Know why I hate Microsoft? It's really simple. It's because they make crap products that are successful. It goes against the principles of the marketplace, and about what is supposed to make it work. But because Microsoft has gamed the system via exclusive distribution agreements and other legal agreements, their products have succeeded nonetheless.
Now, while I am by no means a capitalist, I nevertheless hold the notion of "quality wins" to be rather important to a healthy market. When crap products like Windows, IE, WMP, Visual Studio, etc. dominate the market, it leads to inefficiencies and hinders growth. Resources that would otherwise be dedicated to advancing the human race are instead focused upon keeping shit working.

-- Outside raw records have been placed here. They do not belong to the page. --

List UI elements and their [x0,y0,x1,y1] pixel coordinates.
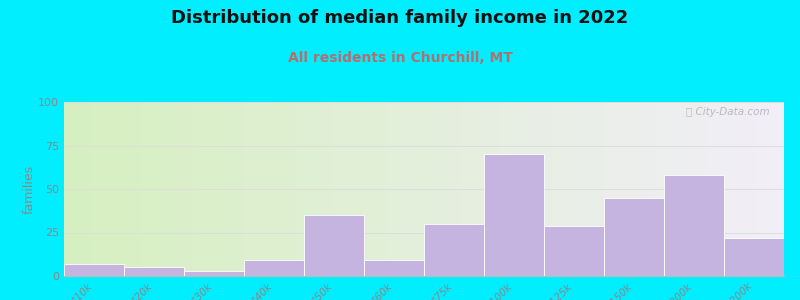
Bar [364,260,424,276]
Bar [484,154,544,276]
Text: All residents in Churchill, MT: All residents in Churchill, MT [287,51,513,65]
Bar [664,175,724,276]
Bar [184,271,244,276]
Bar [244,260,304,276]
Bar [304,215,364,276]
Y-axis label: families: families [22,164,35,214]
Bar [724,238,784,276]
Bar [124,267,184,276]
Text: ⓘ City-Data.com: ⓘ City-Data.com [686,107,770,117]
Bar [424,224,484,276]
Bar [64,264,124,276]
Bar [544,226,604,276]
Bar [604,198,664,276]
Text: Distribution of median family income in 2022: Distribution of median family income in … [171,9,629,27]
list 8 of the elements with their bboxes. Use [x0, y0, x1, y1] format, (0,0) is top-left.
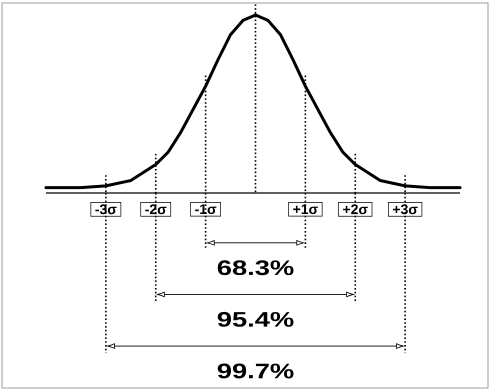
x-tick-label: -1σ — [195, 204, 216, 214]
text: 95.4% — [218, 312, 294, 327]
text: 99.7% — [218, 364, 294, 378]
text: 68.3% — [218, 260, 294, 276]
x-tick-label: -2σ — [145, 204, 166, 214]
x-tick-label: +1σ — [293, 204, 318, 214]
x-tick-label: -3σ — [95, 204, 117, 214]
x-tick-label: +3σ — [392, 204, 418, 214]
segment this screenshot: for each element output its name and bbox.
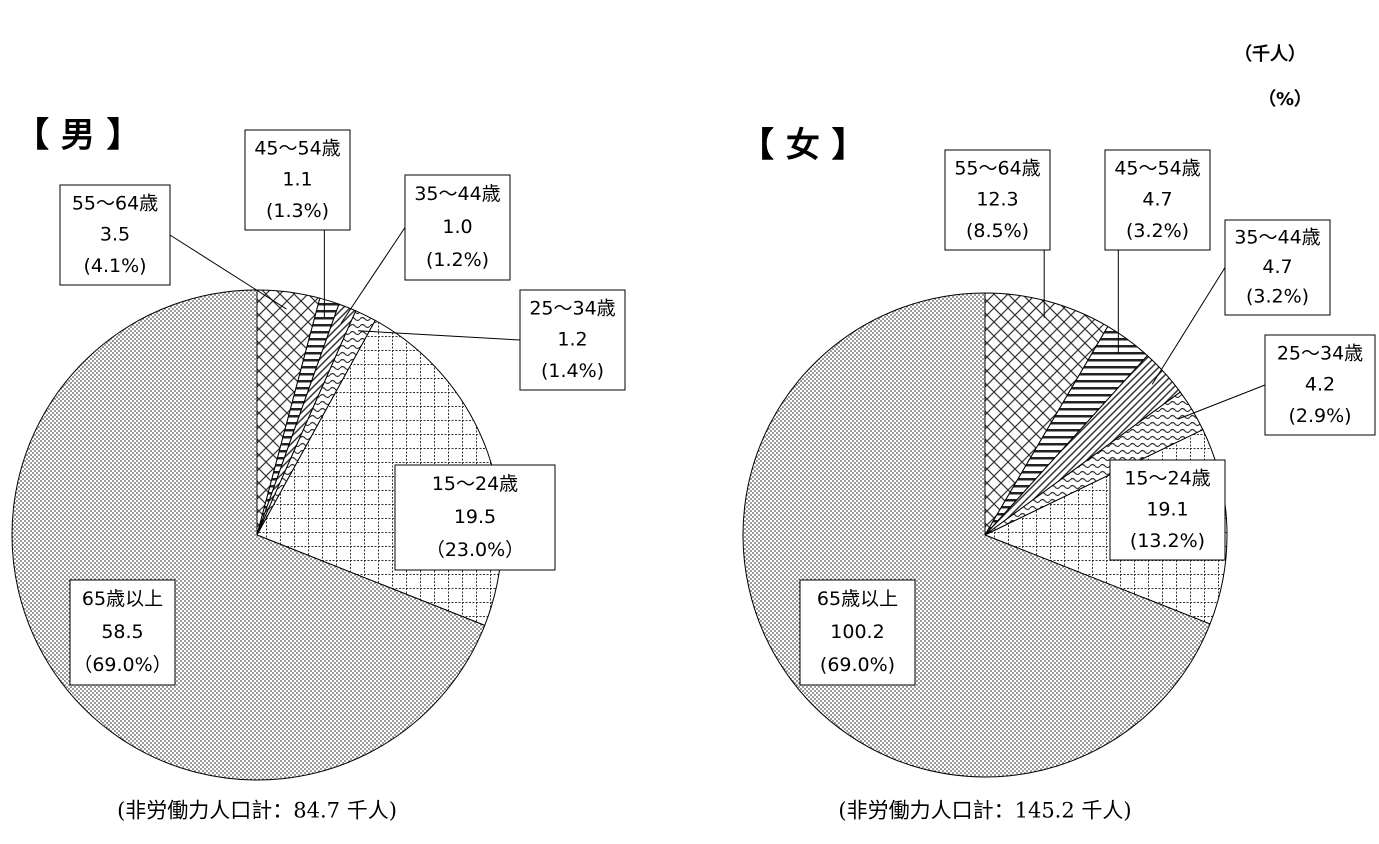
category-label: 35～44歳	[1234, 226, 1320, 248]
percent-label: (8.5%)	[966, 220, 1029, 242]
unit-label: （千人）	[1234, 44, 1306, 65]
value-label: 4.7	[1142, 189, 1172, 211]
percent-label: （23.0%）	[426, 539, 524, 561]
leader-line	[1151, 267, 1226, 385]
percent-label: (4.1%)	[83, 255, 146, 277]
value-label: 3.5	[100, 224, 130, 246]
category-label: 45～54歳	[254, 137, 340, 159]
leader-line	[340, 227, 406, 324]
label-box	[799, 579, 916, 686]
chart-title: 【 男 】	[15, 116, 141, 156]
category-label: 25～34歳	[529, 297, 615, 319]
category-label: 55～64歳	[72, 192, 158, 214]
total-label: (非労働力人口計：145.2 千人)	[838, 799, 1131, 823]
label-box	[1224, 219, 1331, 316]
percent-label: (1.4%)	[541, 360, 604, 382]
percent-label: (3.2%)	[1126, 220, 1189, 242]
leader-line	[169, 234, 287, 310]
value-label: 4.7	[1262, 256, 1292, 278]
percent-label: （69.0%）	[73, 654, 171, 676]
category-label: 15～24歳	[432, 473, 518, 495]
value-label: 1.0	[442, 216, 472, 238]
label-box	[1264, 334, 1376, 436]
value-label: 4.2	[1305, 374, 1335, 396]
percent-label: (3.2%)	[1246, 286, 1309, 308]
percent-label: (13.2%)	[1130, 530, 1205, 552]
label-box	[1104, 149, 1211, 251]
value-label: 19.1	[1146, 499, 1188, 521]
label-box	[394, 464, 556, 571]
chart-title: 【 女 】	[740, 126, 866, 166]
unit-label: （%）	[1258, 89, 1312, 110]
value-label: 58.5	[101, 621, 143, 643]
category-label: 15～24歳	[1124, 467, 1210, 489]
label-box	[1109, 459, 1226, 561]
value-label: 1.2	[557, 329, 587, 351]
percent-label: (69.0%)	[820, 654, 895, 676]
category-label: 35～44歳	[414, 183, 500, 205]
value-label: 19.5	[454, 506, 496, 528]
leader-line	[1177, 384, 1266, 420]
pie-slice	[984, 292, 1109, 537]
category-label: 65歳以上	[817, 588, 898, 610]
label-box	[519, 289, 626, 391]
label-box	[59, 184, 171, 286]
percent-label: (1.2%)	[426, 249, 489, 271]
category-label: 65歳以上	[82, 588, 163, 610]
label-box	[244, 129, 351, 231]
category-label: 55～64歳	[954, 157, 1040, 179]
label-box	[69, 579, 176, 686]
value-label: 12.3	[976, 189, 1018, 211]
category-label: 25～34歳	[1277, 342, 1363, 364]
total-label: (非労働力人口計：84.7 千人)	[117, 799, 397, 823]
leader-line	[357, 330, 521, 341]
category-label: 45～54歳	[1114, 157, 1200, 179]
percent-label: (1.3%)	[266, 200, 329, 222]
percent-label: (2.9%)	[1288, 405, 1351, 427]
value-label: 1.1	[282, 169, 312, 191]
value-label: 100.2	[830, 621, 884, 643]
label-box	[404, 174, 511, 281]
label-box	[944, 149, 1051, 251]
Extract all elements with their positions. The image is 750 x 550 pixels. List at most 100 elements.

I mean, look at Vista. Instead of being able to move forward Microsoft is by all reports merely trying to ship something that will hold together. The list of dropped features for Vista is long and well documented, yet despite this constant drumbeat they nonetheless keep having problems getting the thing out the door.
Meanwhile, Apple has been able to ship something like 4 versions of their OS in the duration. And with far fewer resources, I might add.
Now, I don't know about you but that tells me that the fundamentals of those operating systems are vastly different in quality. And based upon the history of both organizations, I think it would be foolish to either expect either Vista to be high quality or Leopard to be poor.
No, seriously. I'm testing it and it simply doesn't work very well for me. Not on my reasonable high-end system with reasonably standard components. It's unstable, lacks many drivers and hangs quite frequently. The system keeps prompting me for drivers for 'unknown devices' with no obvious way to turn it off. The GUI has so many changes that it's essentially a steep learning curve. Nothing is simple anymore.
The UAP 'feature' is very annoying, and dialogs fall all over eachother trying to warn you for yet another dangerous action that some piece of software is attempting to run.
My opinion: Back to the drawing board.
(System: Antec case, Asus A8N-SLI Premium, AMD64X2 3800+, 2GB Kingston RAM, ATI Radeon X800XL 256MB, 2x Maxtor 250GB SATA RAID-1, Maxtor 80GB PATA)
To Terminate, or not to Terminate, that's the question - SCSIROB
Not good enough? How about this:
- New network stack with IPv6 in the core
Already in Linux and probably OSX
- New GUI / window manager in user-space (better stability / new eyecandy)
X11 is user space already and has been for years
- Priority based I/O handling (virus scanner won't slow down your system because it's hitting the disk)
I don't seem to have these problems under Linux
- User Account Control (not running as Administrator by default anymore)
Already in Linux and OSX
- New user-space audio subsystem (better stability, program-level volume control, AC3 decoding, etc.)
Already available in Linux (p.s. I hate it when application have their own volume levels, almost as much as when they change the global volume setting)
- New speech recognition / synthesis engines
Already in Linux and Windows and Mac, expect an anti-trust case.
- New SMB protocol (better performance)
Samba any one?
- Full disk encryption (BitLocker)
Already in Linux oh, and it's open so your not tied into using Linux.
- Built in search
Already available on Windows, expect an anti-trust case.
- Built in antispyware
Already available on Windows, expect an anti-trust case.
- Faster installation
How fast is the uninstall?
- New bootloader
Grub
- Deadlock detection
You missed out,
DRM and trusted paths.
Sounds like there trying to write Microsoft Gnu/Linux with DRM on the side. Given the current fealing about Microsofts bad monopolistic practices I expect they will have to ship a stripped down version of Vista without search, spyware, speech recognition and possibly even drm in a few countries and possibly even Europe.
thank God the internet isn't a human right.